Einstein at Home
Friedrich Herneck (1909-1993) is a German science historian from the DDR period who wrote among other books also a biography of Albert Einstein. In 1978 he published a book Einstein Privat which contained the transcript of five interview sessions he had with Herta Schiefelbein, who was the household helper of the Einstein family in the period 1927-1933. It had also a short introduction about Herneck written by Dieter Herrmann. This book brings the English translation of the German original. It is translated by Josef Eisinger who also added to his translation an Einstein biography of 36 pages to sketch the necessary background.
In the period covered by the interviews, Einstein was already famous all over the globe. In 1927 he was officially divorced from his first wife Mileva Marić in 1919 who then continued to live in Zürich with their two sons (Hans Albert and Eduard). She got Einstein's Nobel Prize money and half of his salary as alimony. Einstein married his niece Elsa Einstein right after the divorce. He and Elsa had an apartment in the Haberlandstrasse in Berlin. She had 2 daughters from a previous marriage. The eldest married already in 1924 but the youngest Margot lived with them until she married in 1930. In 1928 Einstein was overworked and was sick with heart problems for almost a year. In 1929, when Einstein turned 50, the Einstein family moved for a short while to a house in Caputh (near Potsdam) close to the place where their new summer house was built. The construction of this house was one reason, but it was also partially to flee the birthday ceremonies and the "personality cult" as he called it. They moved to the new building with view on the nearby lake later that year. Till 1933 they lived there part of the year and spent the rest in Berlin or they were traveling (twice to Pasadena where Einstein lectured in CalTech). In 1933 Einstein left Germany definitively.
Eisinger's biography covers the whole life of Einstein, but the previous paragraph sketches a brief summary of the part that situates the period in which Herta was insider to the Einstein household.
The interviews themselves are transcribed as questions (by F.H.) and answers (by H.S.). In his questions, and as a reaction to Herta's answer or when she does not remember, Herneck often adds additional comments from other biographers or other sources. For these, references and further details are often given as notes in an appendix. In the later interviews they are sometimes inserted as intermissions in the interview. The conversation is rather formal and somewhat old-fashioned but all possible details are covered. A detailed description of the Haberlandstrasse apartment: the ground plan, the furniture, the frames on the wall, everything, (repeated for the summerhouse in Caputh), what was included in the tasks of Herta, how she had to dress, what utensils she had at her disposal, how she was addressed by whom, etc. Obviously also many questions about the members of the family, what they used to eat and when, which visitors came and how often,...

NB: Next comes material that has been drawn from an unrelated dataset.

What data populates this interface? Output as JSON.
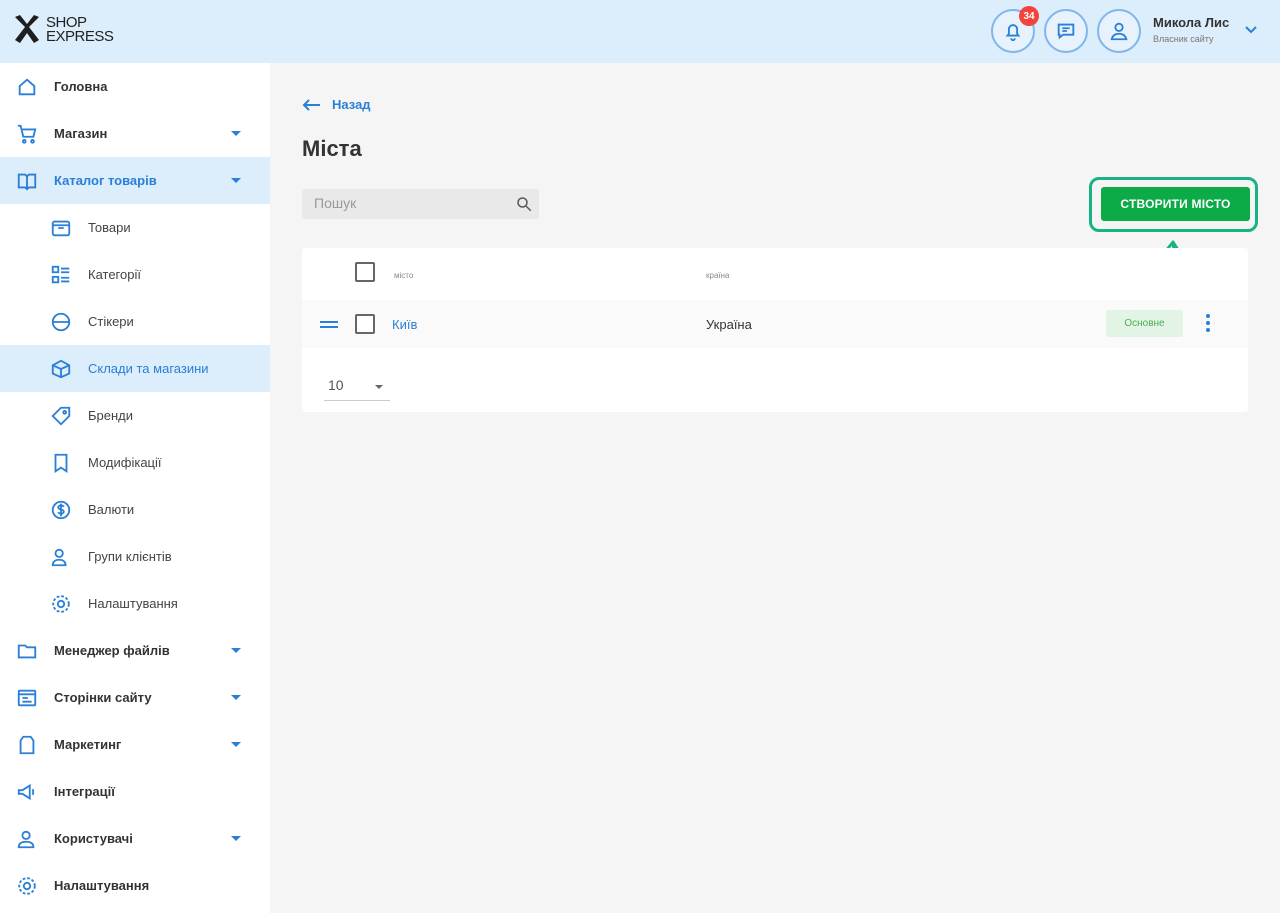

So we learn that in that period Einstein carried very little money with him, he was not interested and very negligent in his clothing, he drank only caffeine-free coffee, he did not adhere to a strict daily schedule, he smoked the pipe a lot, he ate many vegetables with little spices and liked especially mushrooms and had several eggs for breakfast, he enjoyed playing the violin, sometimes while thinking about a problem, his English was not very good, but he had keen interest in Esperanto,...
In Caputh, Einstein owned a boat that he had received as a birthday present. He loved sailing very much and ... he had a weakness for beautiful women and flirted with several. The blonde Austrian Margarete Lebach was one of them. When he went sailing on his boat with Grete, Herta recalls some "loud discussion" between Einstein and Elsa. Later on Elsa settled in the situation and tried to avoid the troublesome situation and she left for Berlin every time she knew Grete was coming.
The last interview is concerned with the period when the Nazis took power in 1933. Einstein resigned from the Prussian Academy of Sciences and accepted a job at the Institute of Advanced Studies in Princeton. Here it is more Herneck who is telling the story of what was going on since Herta was not aware of most of these events at that time. However Herta is interviewed about what happened in the Berlin apartment and with Elsa's children. Margot and her husband had left for Paris but Ilse and her husband stayed in Berlin and took care of Einstein's material. They employed Herta for a number of weeks before they too left Germany. The Kriminalpolizei came looking after Margot's husband in the city apartment but fortunately they had left already. Somewhat later a group of men in uniform came back for a house search when Herta and Einstein's secretary were packing up things to leave the apartment. The place was robbed of the pictures and the carpets. Remaining things and furniture was shipped to Princeton. Herta was interrogated by the Kriminalpolizei about "the Jew Einstein with an Aryan servant" but she had nothing to say in his disadvantage. Nevertheless all Einstein's possessions were confiscated anyway.
Not all of the information exposed in the interviews is really exciting, but at least it gives a minute description of how the Einsteins lived in those six years. This account stays far away from science and mathematics and tells about a day-to-day family household. One can hardly say that it was the household of ordinary people, given Einstein's celebrity, but still it was a family of people who each had their own character and idiosyncrasies. Herta certainly gives a happy and flattering picture and has her own description of all the celebrities that came visiting. Herneck's comments are a bit preachy but I take it that that was the common interviewing style in those days.